普段、顕微鏡を見る機会がほとんどないため
か、このコーナーは魚の展示に次いで多くの方の興味を引いたようでした。「ソウ類の美しい
模様に魅了された。」などのうれしい感想もありました。また、今年は新たな試みで魚すくい
コーナーを設けました(写真4)。このコーナーは子ども達に非常に人気があり、多くの子ど
もやその父兄の方が捕まえたキンギョやメダカの飼育や繁殖方法を聞いていました。
当日は天候に恵まれ、昨年度の一般公開を上回る200人を越す来場者がありました。内訳
は小学生以下が約40%と最も多く、次いでその子ども達の父兄の年代に当たる40才代が2
0%、30才代と60才以上が同数で13%、50代が9%、20代が6%という順でした。
例年、中・高校生から20代の来訪が少なく、今年も合わせて15人という結果でした。今後
、このような若者世代にも足を運んでもらえるような斬新な企画を考えていく必要があります
。一人でみえられた60代以上の方からは、「毎年楽しみにしているので、これからも続けて
下さい。
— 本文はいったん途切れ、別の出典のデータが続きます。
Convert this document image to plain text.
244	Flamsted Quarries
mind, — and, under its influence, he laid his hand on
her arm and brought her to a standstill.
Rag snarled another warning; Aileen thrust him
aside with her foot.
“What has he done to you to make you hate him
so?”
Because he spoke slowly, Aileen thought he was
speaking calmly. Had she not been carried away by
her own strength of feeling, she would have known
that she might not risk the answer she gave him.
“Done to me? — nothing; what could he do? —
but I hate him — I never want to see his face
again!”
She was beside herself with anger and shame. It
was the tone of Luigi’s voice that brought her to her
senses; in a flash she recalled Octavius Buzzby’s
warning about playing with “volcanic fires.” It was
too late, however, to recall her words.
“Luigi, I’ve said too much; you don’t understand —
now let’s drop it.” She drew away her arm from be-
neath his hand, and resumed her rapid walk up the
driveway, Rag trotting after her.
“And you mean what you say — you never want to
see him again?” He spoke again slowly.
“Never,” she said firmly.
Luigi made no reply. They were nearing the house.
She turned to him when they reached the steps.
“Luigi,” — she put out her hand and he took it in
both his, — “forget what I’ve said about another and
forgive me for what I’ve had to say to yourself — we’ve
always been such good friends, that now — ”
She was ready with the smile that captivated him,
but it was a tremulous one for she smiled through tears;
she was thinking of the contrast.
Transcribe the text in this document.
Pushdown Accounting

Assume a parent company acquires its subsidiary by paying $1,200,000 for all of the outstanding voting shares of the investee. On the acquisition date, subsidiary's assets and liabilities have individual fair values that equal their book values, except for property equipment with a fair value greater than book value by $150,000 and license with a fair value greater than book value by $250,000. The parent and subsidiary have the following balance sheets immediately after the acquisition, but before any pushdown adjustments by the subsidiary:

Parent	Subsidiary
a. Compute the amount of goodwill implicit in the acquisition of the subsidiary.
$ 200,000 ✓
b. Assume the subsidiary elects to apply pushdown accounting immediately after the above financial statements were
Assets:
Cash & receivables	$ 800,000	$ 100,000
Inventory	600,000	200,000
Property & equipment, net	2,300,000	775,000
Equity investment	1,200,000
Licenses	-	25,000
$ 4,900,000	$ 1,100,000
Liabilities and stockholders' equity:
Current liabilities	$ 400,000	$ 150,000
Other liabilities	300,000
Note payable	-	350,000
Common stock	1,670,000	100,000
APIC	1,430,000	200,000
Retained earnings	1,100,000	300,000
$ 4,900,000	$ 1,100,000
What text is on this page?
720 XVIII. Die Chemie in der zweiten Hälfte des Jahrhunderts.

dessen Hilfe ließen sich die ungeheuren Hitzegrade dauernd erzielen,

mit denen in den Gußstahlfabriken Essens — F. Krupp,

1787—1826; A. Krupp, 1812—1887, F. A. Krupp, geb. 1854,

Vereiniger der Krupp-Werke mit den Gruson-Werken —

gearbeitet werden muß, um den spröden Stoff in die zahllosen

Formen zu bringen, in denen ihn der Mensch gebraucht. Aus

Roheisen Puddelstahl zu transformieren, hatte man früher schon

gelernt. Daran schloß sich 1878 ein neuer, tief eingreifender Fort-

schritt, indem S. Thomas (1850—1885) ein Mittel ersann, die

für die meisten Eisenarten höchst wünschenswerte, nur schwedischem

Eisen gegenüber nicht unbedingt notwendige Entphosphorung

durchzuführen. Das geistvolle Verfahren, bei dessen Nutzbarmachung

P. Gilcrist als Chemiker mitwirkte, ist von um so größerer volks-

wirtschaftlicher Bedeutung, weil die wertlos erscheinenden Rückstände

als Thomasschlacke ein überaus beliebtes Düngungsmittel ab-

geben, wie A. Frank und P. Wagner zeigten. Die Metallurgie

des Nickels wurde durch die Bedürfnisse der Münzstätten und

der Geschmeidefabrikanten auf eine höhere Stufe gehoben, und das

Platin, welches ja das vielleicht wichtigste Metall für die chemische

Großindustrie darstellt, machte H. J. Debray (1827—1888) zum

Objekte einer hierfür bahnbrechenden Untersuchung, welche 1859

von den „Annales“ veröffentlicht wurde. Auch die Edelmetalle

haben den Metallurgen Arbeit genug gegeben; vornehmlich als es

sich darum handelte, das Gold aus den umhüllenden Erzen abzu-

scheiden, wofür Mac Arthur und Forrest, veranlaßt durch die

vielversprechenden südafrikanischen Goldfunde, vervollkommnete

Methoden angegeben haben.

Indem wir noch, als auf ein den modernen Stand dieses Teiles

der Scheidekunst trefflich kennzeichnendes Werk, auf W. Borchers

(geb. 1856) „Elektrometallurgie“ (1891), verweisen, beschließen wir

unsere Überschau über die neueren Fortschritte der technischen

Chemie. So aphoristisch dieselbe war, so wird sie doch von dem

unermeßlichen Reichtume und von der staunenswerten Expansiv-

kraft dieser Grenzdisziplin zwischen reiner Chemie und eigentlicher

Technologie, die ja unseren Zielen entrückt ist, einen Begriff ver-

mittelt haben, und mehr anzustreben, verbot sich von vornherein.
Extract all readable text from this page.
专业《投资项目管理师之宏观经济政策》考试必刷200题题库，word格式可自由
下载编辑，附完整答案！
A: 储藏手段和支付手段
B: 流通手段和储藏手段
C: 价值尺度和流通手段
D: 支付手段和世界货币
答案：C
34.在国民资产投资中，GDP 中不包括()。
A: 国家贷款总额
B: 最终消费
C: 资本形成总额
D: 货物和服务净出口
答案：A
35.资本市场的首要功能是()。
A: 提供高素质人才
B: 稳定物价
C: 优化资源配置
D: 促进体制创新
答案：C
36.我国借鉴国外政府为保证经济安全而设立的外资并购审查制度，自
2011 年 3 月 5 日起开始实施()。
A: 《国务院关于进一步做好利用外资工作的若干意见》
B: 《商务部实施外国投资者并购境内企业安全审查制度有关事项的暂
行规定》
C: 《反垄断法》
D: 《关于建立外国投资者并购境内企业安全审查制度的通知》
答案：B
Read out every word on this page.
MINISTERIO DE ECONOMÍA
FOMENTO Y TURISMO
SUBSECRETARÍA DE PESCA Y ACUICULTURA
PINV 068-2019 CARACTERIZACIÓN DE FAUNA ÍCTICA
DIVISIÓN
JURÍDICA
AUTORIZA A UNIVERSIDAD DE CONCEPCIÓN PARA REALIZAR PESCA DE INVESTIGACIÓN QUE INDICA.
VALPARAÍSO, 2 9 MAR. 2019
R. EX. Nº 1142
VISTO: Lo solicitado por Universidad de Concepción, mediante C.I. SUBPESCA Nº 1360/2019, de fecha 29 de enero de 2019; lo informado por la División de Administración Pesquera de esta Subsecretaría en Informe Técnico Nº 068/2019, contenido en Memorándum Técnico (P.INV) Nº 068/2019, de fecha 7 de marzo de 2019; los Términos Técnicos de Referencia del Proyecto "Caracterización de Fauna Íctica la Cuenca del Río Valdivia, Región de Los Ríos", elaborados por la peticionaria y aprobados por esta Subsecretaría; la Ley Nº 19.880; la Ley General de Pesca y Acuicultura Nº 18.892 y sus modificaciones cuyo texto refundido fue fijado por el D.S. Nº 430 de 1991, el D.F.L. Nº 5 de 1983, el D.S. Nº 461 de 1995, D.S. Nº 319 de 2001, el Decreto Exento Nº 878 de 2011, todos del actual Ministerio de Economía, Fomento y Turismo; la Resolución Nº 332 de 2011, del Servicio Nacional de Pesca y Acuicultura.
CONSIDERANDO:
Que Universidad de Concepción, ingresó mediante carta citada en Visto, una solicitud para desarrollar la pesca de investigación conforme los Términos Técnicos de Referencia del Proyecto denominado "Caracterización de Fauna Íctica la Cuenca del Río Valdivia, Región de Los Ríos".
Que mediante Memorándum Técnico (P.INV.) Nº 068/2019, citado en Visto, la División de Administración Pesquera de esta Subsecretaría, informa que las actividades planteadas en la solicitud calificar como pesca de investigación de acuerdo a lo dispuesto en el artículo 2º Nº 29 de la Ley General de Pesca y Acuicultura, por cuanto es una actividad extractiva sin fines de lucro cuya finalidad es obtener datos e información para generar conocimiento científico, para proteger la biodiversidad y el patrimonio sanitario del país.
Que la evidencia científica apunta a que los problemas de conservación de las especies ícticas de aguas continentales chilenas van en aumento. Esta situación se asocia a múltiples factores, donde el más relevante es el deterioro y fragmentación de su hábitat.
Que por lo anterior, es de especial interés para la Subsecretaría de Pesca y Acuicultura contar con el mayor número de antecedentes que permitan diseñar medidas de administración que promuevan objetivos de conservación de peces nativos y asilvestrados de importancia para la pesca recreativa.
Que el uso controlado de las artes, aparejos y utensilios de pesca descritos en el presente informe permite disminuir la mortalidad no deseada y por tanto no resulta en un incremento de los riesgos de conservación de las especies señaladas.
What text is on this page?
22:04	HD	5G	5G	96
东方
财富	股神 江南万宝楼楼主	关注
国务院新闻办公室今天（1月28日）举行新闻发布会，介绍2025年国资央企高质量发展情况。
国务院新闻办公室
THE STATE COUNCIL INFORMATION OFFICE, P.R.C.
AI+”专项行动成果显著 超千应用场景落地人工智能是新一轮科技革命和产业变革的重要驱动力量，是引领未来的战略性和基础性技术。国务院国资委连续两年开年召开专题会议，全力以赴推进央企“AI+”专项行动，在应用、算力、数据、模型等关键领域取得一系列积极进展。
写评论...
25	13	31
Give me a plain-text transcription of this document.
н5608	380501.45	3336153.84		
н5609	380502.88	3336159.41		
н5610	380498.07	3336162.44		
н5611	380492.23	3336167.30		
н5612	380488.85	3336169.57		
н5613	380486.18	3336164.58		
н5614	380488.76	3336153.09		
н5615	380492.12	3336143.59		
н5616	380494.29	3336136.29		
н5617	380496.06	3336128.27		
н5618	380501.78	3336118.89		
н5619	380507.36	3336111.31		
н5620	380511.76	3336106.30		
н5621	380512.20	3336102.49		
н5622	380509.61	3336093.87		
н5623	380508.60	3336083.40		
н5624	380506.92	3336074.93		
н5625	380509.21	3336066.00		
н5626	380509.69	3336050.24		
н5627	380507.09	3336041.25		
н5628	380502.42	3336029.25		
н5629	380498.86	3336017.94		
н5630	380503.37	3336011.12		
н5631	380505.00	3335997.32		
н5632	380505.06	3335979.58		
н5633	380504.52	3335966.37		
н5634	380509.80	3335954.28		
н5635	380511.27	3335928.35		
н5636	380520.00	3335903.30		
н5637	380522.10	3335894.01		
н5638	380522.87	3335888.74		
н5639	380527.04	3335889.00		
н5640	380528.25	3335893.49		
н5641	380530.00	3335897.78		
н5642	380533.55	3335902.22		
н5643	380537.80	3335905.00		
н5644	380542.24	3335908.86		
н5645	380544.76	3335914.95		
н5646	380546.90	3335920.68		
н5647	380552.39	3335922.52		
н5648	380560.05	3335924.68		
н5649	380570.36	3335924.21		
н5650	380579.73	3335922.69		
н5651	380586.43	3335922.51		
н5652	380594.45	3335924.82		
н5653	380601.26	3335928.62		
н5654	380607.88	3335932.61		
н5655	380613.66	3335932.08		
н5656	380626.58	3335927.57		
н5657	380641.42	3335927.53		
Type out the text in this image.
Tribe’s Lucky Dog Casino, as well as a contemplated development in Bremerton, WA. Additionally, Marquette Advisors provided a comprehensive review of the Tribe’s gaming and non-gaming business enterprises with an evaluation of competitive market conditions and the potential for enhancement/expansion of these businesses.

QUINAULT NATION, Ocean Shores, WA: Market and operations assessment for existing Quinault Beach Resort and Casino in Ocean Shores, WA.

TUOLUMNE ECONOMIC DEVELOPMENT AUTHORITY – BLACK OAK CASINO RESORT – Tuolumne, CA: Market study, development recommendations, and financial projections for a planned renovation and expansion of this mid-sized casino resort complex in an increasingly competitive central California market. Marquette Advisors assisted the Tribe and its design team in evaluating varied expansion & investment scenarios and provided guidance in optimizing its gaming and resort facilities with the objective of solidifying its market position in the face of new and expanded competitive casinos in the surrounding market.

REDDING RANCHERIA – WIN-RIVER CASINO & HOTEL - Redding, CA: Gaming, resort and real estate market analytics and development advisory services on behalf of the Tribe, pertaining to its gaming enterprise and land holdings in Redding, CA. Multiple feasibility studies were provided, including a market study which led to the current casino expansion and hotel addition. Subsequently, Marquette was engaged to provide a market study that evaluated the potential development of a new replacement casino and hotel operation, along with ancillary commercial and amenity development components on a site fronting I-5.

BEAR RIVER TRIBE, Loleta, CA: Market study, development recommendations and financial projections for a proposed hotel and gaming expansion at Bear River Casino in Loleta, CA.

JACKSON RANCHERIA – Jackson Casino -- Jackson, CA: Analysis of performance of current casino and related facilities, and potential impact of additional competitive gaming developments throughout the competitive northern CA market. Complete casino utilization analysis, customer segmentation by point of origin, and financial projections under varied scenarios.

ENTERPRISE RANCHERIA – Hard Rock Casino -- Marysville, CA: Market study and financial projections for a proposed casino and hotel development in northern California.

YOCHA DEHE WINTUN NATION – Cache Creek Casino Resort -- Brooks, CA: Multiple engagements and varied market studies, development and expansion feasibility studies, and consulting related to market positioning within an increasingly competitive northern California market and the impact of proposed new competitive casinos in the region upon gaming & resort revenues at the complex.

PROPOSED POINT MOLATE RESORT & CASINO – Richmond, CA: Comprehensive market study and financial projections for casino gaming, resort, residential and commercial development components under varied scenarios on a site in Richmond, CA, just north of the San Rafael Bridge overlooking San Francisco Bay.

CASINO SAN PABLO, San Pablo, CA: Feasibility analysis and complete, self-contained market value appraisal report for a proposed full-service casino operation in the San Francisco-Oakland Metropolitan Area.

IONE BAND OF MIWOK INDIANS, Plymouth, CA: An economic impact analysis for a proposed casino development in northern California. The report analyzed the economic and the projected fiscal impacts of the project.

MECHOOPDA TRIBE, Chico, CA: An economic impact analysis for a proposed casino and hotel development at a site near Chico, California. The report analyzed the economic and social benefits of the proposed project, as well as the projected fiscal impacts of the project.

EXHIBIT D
」との励ましの言葉をいただきました。回収したアンケートの集計によると、一般公
開のことを知ったのは新聞でという方が79人と最も多く、次いで家族や友達からが64人、
テレビが15人、ポスターが12人という結果でした。驚いたことに、学校の先生から聞いた
と回答した小学生は2人しかいませんでした。上田市内全ての小・中・高等学校に開催通知と
ポスターを送付したのですが、先生から生徒への伝達が思ったほどうまくいっていなかったよ
うです。理科離れが憂慮されるこの頃、次代の科学の担い手となる小・中学生に少しでも生き
物に触れてもらい、生物やそれを取り巻く自然環境を理解してもらうことは、私たちの使命の
一つではないかと考えます。これを反省材料として、来年度は学校への広報のやり方を考え直
す必要があるでしょう。
アンケートに感想等を記述した人の9割近くが、一般公開によいイメージを持った内容の感
想でしたが、「水質に関する展示をもっと多く。」「展示物の展開の仕方に工夫を。」などの
建設的な意見や、「見学場所が狭い。」「何を研究する場所なのか分からない。」など批判的
な感想もいくつかありました。今後はこれらの意見を参考にして、より多くの人に来てもらい
私たちの研究活動を知っていただける一般公開にして行きたいと思います。